Before this budget came out, I had few financial problems. This is because I am shrewd when it comes to money management. For example, I rarely spend money at the mall. How? In order to prevent myself from making spontaneous cash withdrawals with my check card, I have cleverly forgotten my PIN number. I have cleverly forgotten it three times now. Also, I am not even tempted to use my card as a credit card because the machine eats it. It works fairly well, and I am on a first-name basis with the teller at my bank.
So I was doing all right until these tuition hikes came along. Plasma wasn’t cutting it, and my boyfriend had some kind of ethical opposition to me selling my unused ova, so I thought of some other ways to add money to an already-dwindled savings account:
1. Write a romance novel. Most of us have read at least one and thought, “Hey, I could write that!” All you have to do is create your stock characters (preferably a fiery red-head with a troubled past and a tall, dark, handsome and, of course, brooding ex-pirate) and add some sex, which if you have no experience of your own or do not wish to weird out your significant other, you can take from internet forums devoted to that sort of thing. I gave novel-writing a shot, but mine always turned out like this:
“Esmerelda lit the last candle, bosoms heaving like the stock market after George W. Bush took office, and turned to face her dark-eyed paramour, Luis.
‘I have been waiting for this moment for all my life,’ she sighed.
‘Egad!’ shrieked Luis. ‘My loins are afire!’
‘Oh darling,’ cooed Esmerelda, blushing.
‘No, really!’ Luis cried. ‘I sat on a candle!'”
So it didn’t work out for me, but perhaps someone out there can do better and cash in on some royalties. Or if literature is not your game, but deceit is, I have another idea for you.
2. Set up your own twirly coin machine in the mall. You know what I’m talking about? The round plastic kind that usually has a picture of large-eyed African children pasted to the side of it? There may be some sort of pesky law on the books about fraudulent charities, but whoever is in charge of checking on twirly coin machines probably got laid off, so I wouldn’t worry about it.
Besides, if anyone gives you any problems, just wave your sock full of pennies in a war-like manner at them and make a quick get-away while they cower in the photo booth.
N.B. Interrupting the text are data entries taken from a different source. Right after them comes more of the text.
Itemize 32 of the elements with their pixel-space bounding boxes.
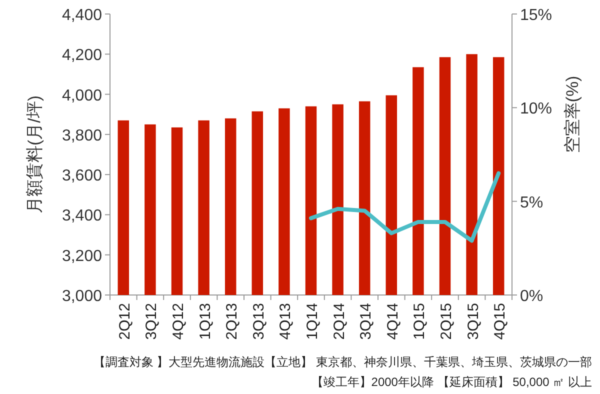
- y2-tick-label: 10%: [520, 100, 552, 118]
- y-tick-label: 4,200: [62, 47, 102, 64]
- x-tick-label: 4Q14: [384, 303, 402, 340]
- x-tick-label: 2Q12: [116, 303, 134, 340]
- x-tick-label: 4Q13: [277, 303, 294, 340]
- x-tick-label: 4Q12: [170, 303, 187, 340]
- x-tick-label: 1Q14: [304, 303, 321, 340]
- x-tick-label: 2Q13: [224, 303, 241, 340]
- y-tick-label: 3,000: [62, 288, 102, 305]
- x-tick-label: 3Q13: [250, 303, 268, 340]
- x-tick-label: 2Q14: [330, 303, 348, 340]
- y2-tick-label: 5%: [520, 194, 544, 212]
- y2-tick-label: 0%: [520, 288, 544, 305]
- x-tick-label: 4Q15: [492, 303, 509, 340]
- y-tick-label: 3,200: [62, 248, 102, 265]
- y-tick-label: 4,000: [62, 87, 102, 104]
- x-tick-label: 1Q13: [196, 303, 214, 340]
- y2-tick-label: 15%: [520, 7, 552, 24]
- y-tick-label: 4,400: [62, 7, 102, 24]
- y2-axis-title: 空室率(%): [563, 76, 582, 154]
- text: 【竣工年】2000年以降 【延床面積】 50,000 ㎡ 以上: [311, 375, 592, 389]
- x-tick-label: 2Q15: [438, 303, 455, 340]
- y-tick-label: 3,400: [62, 208, 102, 225]
- line-series: [309, 171, 501, 243]
- x-tick-label: 3Q14: [358, 303, 375, 340]
- y-axis-title: 月額賃料(月/坪): [25, 95, 44, 214]
- y-tick-label: 3,800: [62, 127, 102, 144]
- text: 【調査対象 】大型先進物流施設【立地】 東京都、神奈川県、千葉県、埼玉県、茨城県の一部: [93, 355, 592, 369]
- x-tick-label: 3Q12: [143, 303, 160, 340]
- y-tick-label: 3,600: [62, 168, 102, 185]
- x-tick-label: 3Q15: [464, 303, 482, 340]
- x-tick-label: 1Q15: [411, 303, 428, 340]
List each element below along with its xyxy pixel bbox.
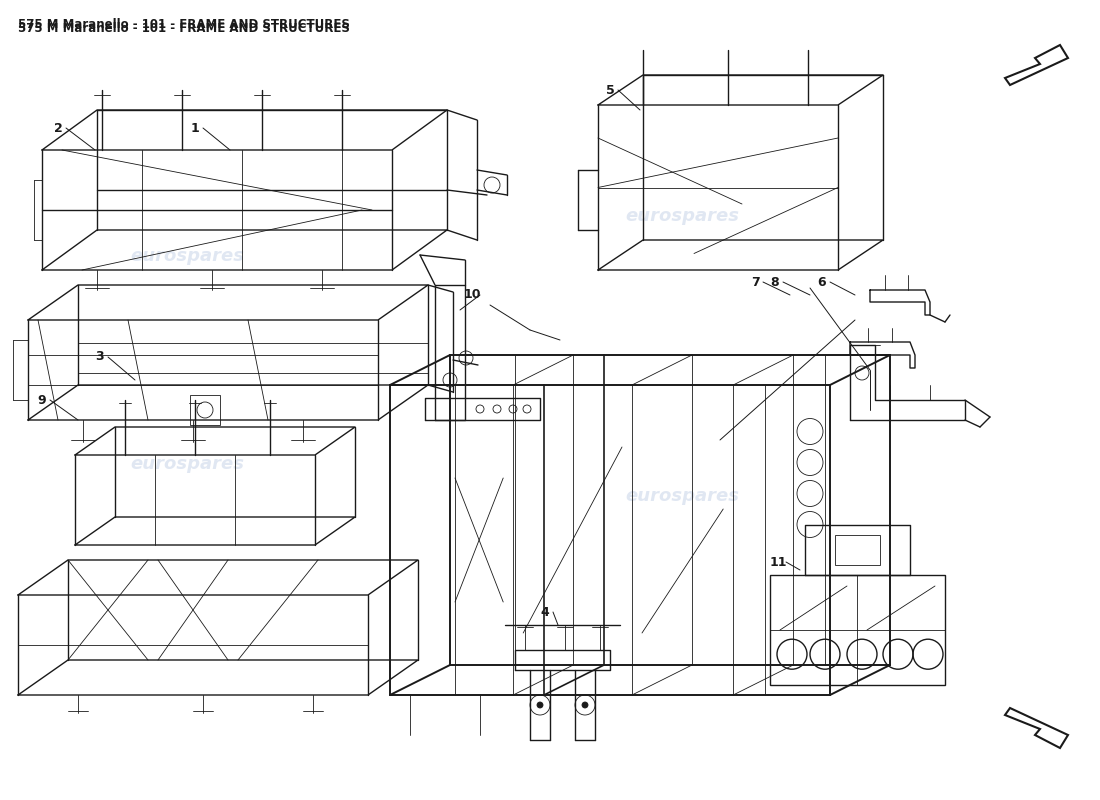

3. Sell something bizarre and generally unsellable on eBay for a great deal of money. We’ve all heard about the man who tried to sell his family, or the woman who tried to sell her virginity or the guy who attempted to sell his soul. So list something like “eternal prayer to spring buyer from Purgatory” online and see what happens. Or you can try listing something not even in your possession, like Lambeau Field or Queen Elizabeth II, but there is no guarantee that the highest bidder will be a good sport about not receiving the merchandise. The last thing you need is legal difficulties, so take care.
I can just hear some snide conservative-type sneering, “Why don’t you try getting a job, you lazy hippie?” Actually, I have heard snide conservative-types sneering this and acting as though they have solved the entire budget and are the first to ever jeer this at people with less money than themselves, so to them I say: Most of us already have two jobs, you cretins. Let’s see you handle a third while balancing 15 credits, volunteering, friendships and an addiction to reality TV.
But now is not the time for festering hostilities or petty arguments. Now is the time for letters to the governor, responsible financial management, and most importantly, tripping Tommy Thompson, Scott McCallum and Jim Doyle when we see them on the street.